L’il y a comme menace : Levinas

Plaidoyer pour accéder à l’il y a et pour ne pas le fuir

(Extrait de La neutralité de l’apparaître du monde, Vivien Hoch, ICP, 2010)

Levinas part d’une position existentielle pour penser l’il y a. L’il y a est d’abord ce qui étouffe l’existant homme, ce qui ne se révèle que dans un enferment et une nécessité d’exister. L’il y a est un vécu qui se révèle dans des positions existentielles ; il révèle l’exister pur sans la chaleur et la multiplicité des existants. La séparation de l’exister avec l’existant est ainsi l’originel qui rend l’être étranger à soi[2], qui le rend anonyme, neutre et impersonnel – effrayant. L’il y a est un vécu qui se révèle dans des positions existentielles ; il révèle l’exister pur sans la multiplicité des existants. La séparation de l’exister avec l’existant est ainsi l’originel qui rend l’être étranger à soi[3], qui le rend anonyme, neutre et impersonnel – « effrayant ».

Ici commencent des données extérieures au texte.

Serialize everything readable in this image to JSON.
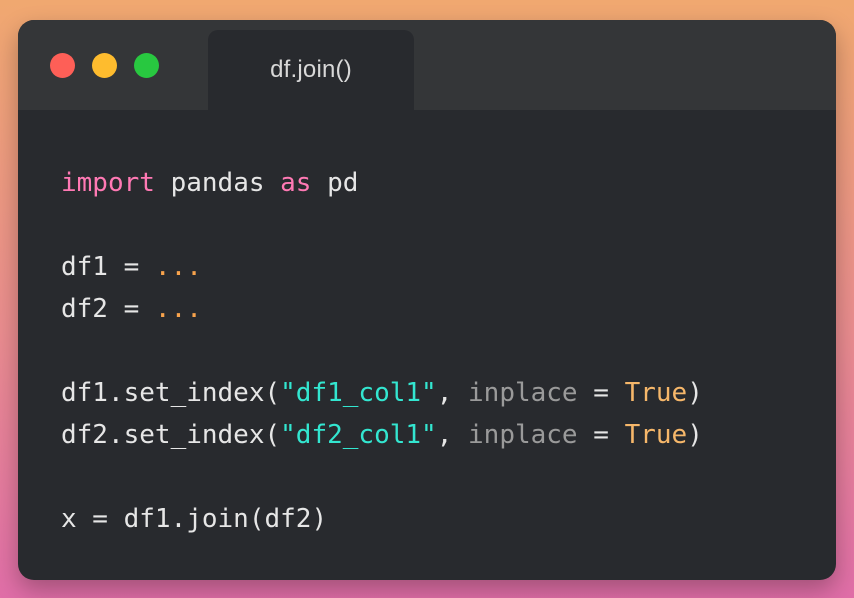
{
  "window": {
    "tab_title": "df.join()",
    "buttons": [
      "close",
      "minimize",
      "maximize"
    ]
  },
  "colors": {
    "keyword": "#ff79b4",
    "ellipsis": "#f8a34c",
    "string": "#33e6d0",
    "parameter": "#9a9a9a",
    "boolean": "#f6b76a",
    "text": "#e6e6e6",
    "editor_bg": "#282a2e",
    "titlebar_bg": "#343638"
  },
  "code": {
    "line1": {
      "kw1": "import",
      "t1": " pandas ",
      "kw2": "as",
      "t2": " pd"
    },
    "line3": {
      "t1": "df1 = ",
      "ell": "..."
    },
    "line4": {
      "t1": "df2 = ",
      "ell": "..."
    },
    "line6": {
      "t1": "df1.set_index(",
      "str": "\"df1_col1\"",
      "t2": ", ",
      "param": "inplace",
      "t3": " = ",
      "bool": "True",
      "t4": ")"
    },
    "line7": {
      "t1": "df2.set_index(",
      "str": "\"df2_col1\"",
      "t2": ", ",
      "param": "inplace",
      "t3": " = ",
      "bool": "True",
      "t4": ")"
    },
    "line9": {
      "t1": "x = df1.join(df2)"
    }
  }
}
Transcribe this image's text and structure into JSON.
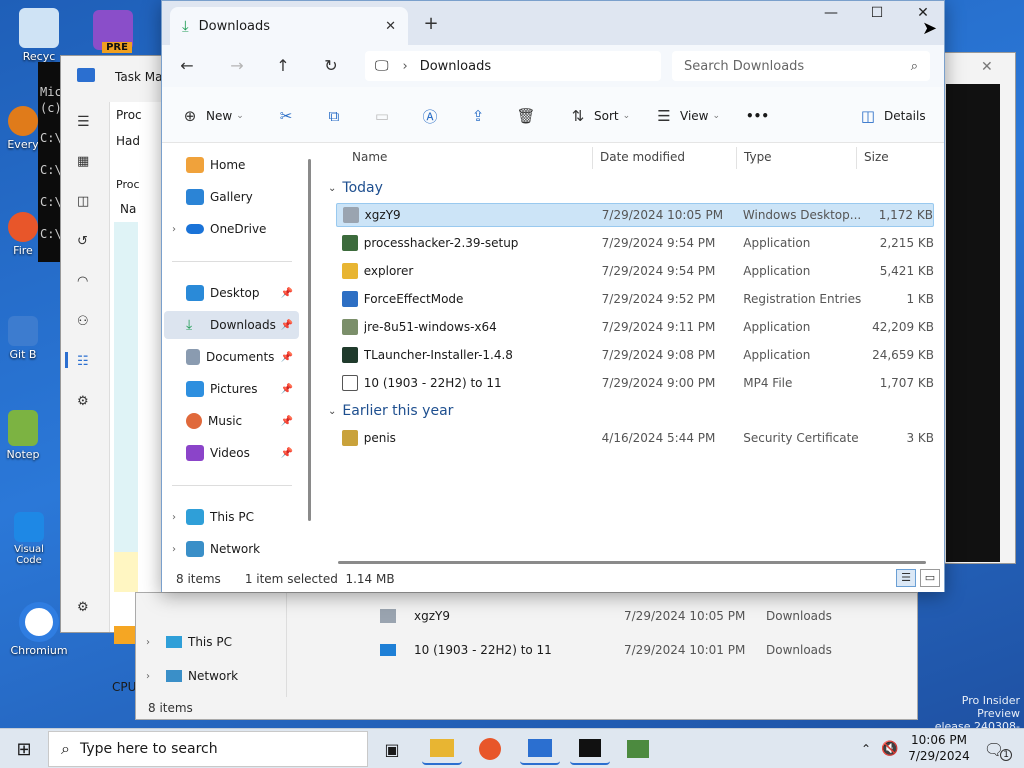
{
  "desktop": {
    "icons": [
      {
        "label": "Recyc"
      },
      {
        "label": "Every"
      },
      {
        "label": "Fire"
      },
      {
        "label": "Git B"
      },
      {
        "label": "Notep"
      },
      {
        "label": "Visual Code"
      },
      {
        "label": "Chromium"
      }
    ],
    "pre_badge": "PRE",
    "watermark_line1": "Pro Insider Preview",
    "watermark_line2": "elease.240308-1400"
  },
  "bg_console": {
    "lines": [
      "Mic",
      "(c)",
      "C:\\",
      "C:\\",
      "C:\\",
      "C:\\"
    ]
  },
  "bg_taskmgr": {
    "title": "Task Ma",
    "proc_label": "Proc",
    "col1": "Had",
    "col2": "Proc",
    "col3": "Na",
    "cpu_label": "CPU"
  },
  "bg_explorer2": {
    "nav": [
      {
        "label": "This PC"
      },
      {
        "label": "Network"
      }
    ],
    "rows": [
      {
        "name": "xgzY9",
        "date": "7/29/2024 10:05 PM",
        "location": "Downloads"
      },
      {
        "name": "10 (1903 - 22H2) to 11",
        "date": "7/29/2024 10:01 PM",
        "location": "Downloads"
      }
    ],
    "status": "8 items"
  },
  "explorer": {
    "tab_title": "Downloads",
    "new_tab": "+",
    "window_buttons": {
      "minimize": "—",
      "maximize": "☐",
      "close": "✕"
    },
    "address": {
      "breadcrumb": "Downloads",
      "search_placeholder": "Search Downloads"
    },
    "toolbar": {
      "new_label": "New",
      "sort_label": "Sort",
      "view_label": "View",
      "more_label": "•••",
      "details_label": "Details"
    },
    "nav": {
      "items": [
        {
          "label": "Home",
          "pinned": false,
          "expandable": false
        },
        {
          "label": "Gallery",
          "pinned": false,
          "expandable": false
        },
        {
          "label": "OneDrive",
          "pinned": false,
          "expandable": true
        },
        {
          "label": "Desktop",
          "pinned": true,
          "expandable": false
        },
        {
          "label": "Downloads",
          "pinned": true,
          "expandable": false,
          "selected": true
        },
        {
          "label": "Documents",
          "pinned": true,
          "expandable": false
        },
        {
          "label": "Pictures",
          "pinned": true,
          "expandable": false
        },
        {
          "label": "Music",
          "pinned": true,
          "expandable": false
        },
        {
          "label": "Videos",
          "pinned": true,
          "expandable": false
        },
        {
          "label": "This PC",
          "pinned": false,
          "expandable": true
        },
        {
          "label": "Network",
          "pinned": false,
          "expandable": true
        }
      ]
    },
    "columns": {
      "name": "Name",
      "date": "Date modified",
      "type": "Type",
      "size": "Size"
    },
    "groups": [
      {
        "label": "Today",
        "files": [
          {
            "name": "xgzY9",
            "date": "7/29/2024 10:05 PM",
            "type": "Windows Desktop...",
            "size": "1,172 KB",
            "selected": true,
            "icon_color": "#9aa4b0"
          },
          {
            "name": "processhacker-2.39-setup",
            "date": "7/29/2024 9:54 PM",
            "type": "Application",
            "size": "2,215 KB",
            "icon_color": "#3c6b3c"
          },
          {
            "name": "explorer",
            "date": "7/29/2024 9:54 PM",
            "type": "Application",
            "size": "5,421 KB",
            "icon_color": "#e8b532"
          },
          {
            "name": "ForceEffectMode",
            "date": "7/29/2024 9:52 PM",
            "type": "Registration Entries",
            "size": "1 KB",
            "icon_color": "#2d6fc4"
          },
          {
            "name": "jre-8u51-windows-x64",
            "date": "7/29/2024 9:11 PM",
            "type": "Application",
            "size": "42,209 KB",
            "icon_color": "#7b8f6a"
          },
          {
            "name": "TLauncher-Installer-1.4.8",
            "date": "7/29/2024 9:08 PM",
            "type": "Application",
            "size": "24,659 KB",
            "icon_color": "#1f3a2c"
          },
          {
            "name": "10 (1903 - 22H2) to 11",
            "date": "7/29/2024 9:00 PM",
            "type": "MP4 File",
            "size": "1,707 KB",
            "icon_color": "#5a5a5a"
          }
        ]
      },
      {
        "label": "Earlier this year",
        "files": [
          {
            "name": "penis",
            "date": "4/16/2024 5:44 PM",
            "type": "Security Certificate",
            "size": "3 KB",
            "icon_color": "#c9a23b"
          }
        ]
      }
    ],
    "status": {
      "count": "8 items",
      "selection": "1 item selected  1.14 MB"
    }
  },
  "taskbar": {
    "search_placeholder": "Type here to search",
    "time": "10:06 PM",
    "date": "7/29/2024",
    "notif_count": "1"
  },
  "colors": {
    "accent": "#2b6fd0",
    "selected_row": "#cce4f7",
    "folder": "#e8b532"
  }
}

Cependant, Levinas traite de l’il y a selon une idée bien déterminée. Grâce à la description phénoménologique de certains « chemins existentiels », il tente de décrire la condition humaine dans l’il y a, c’est-à-dire les « formes concrète de l’adhérence de l’existant à l’existence », avec en vue une sortie possible dans l’exposition à autrui, ou dans un au-delà de l’être, dans le bien : les « formes concrètes de l’adhérence de l’existant à l’existence »[4] sont la lassitude, la fatigue, l’insomnie, l’effort. Autant de basculements vers notre propre existence implacable, l’existence dans toute son anonymité, indifférenciée, de l’existant. La tentative lévinassienne se résume donc à « penser le soi sous la menace du neutre de l’il y a. »[5], mais non à penser l’il y a en lui-même. Car si l’effrayante anonymité de l’il y a est pensée directement par Levinas[6], c’est pour mieux s’en échapper, chercher « l’avènement du sujet »[7] ; ainsi décrit-il dans De l’existence à l’existant les différentes tentatives de « positionnement » de l’homme au sein de l’anonymat terrifiant de l’être, différentes tentatives qui sont autant de moyens pour chercher à en sortir et à le surmonter, par un mouvement hypostasique : poser quelque chose de concret, d’existant, poser une épaisseur au sein de l’existence. C’est dans cette épaisseur de l’existant que Levinas cherche à sortir de l’étouffement de l’il y a et rompre avec l’anonymité de l’être[8].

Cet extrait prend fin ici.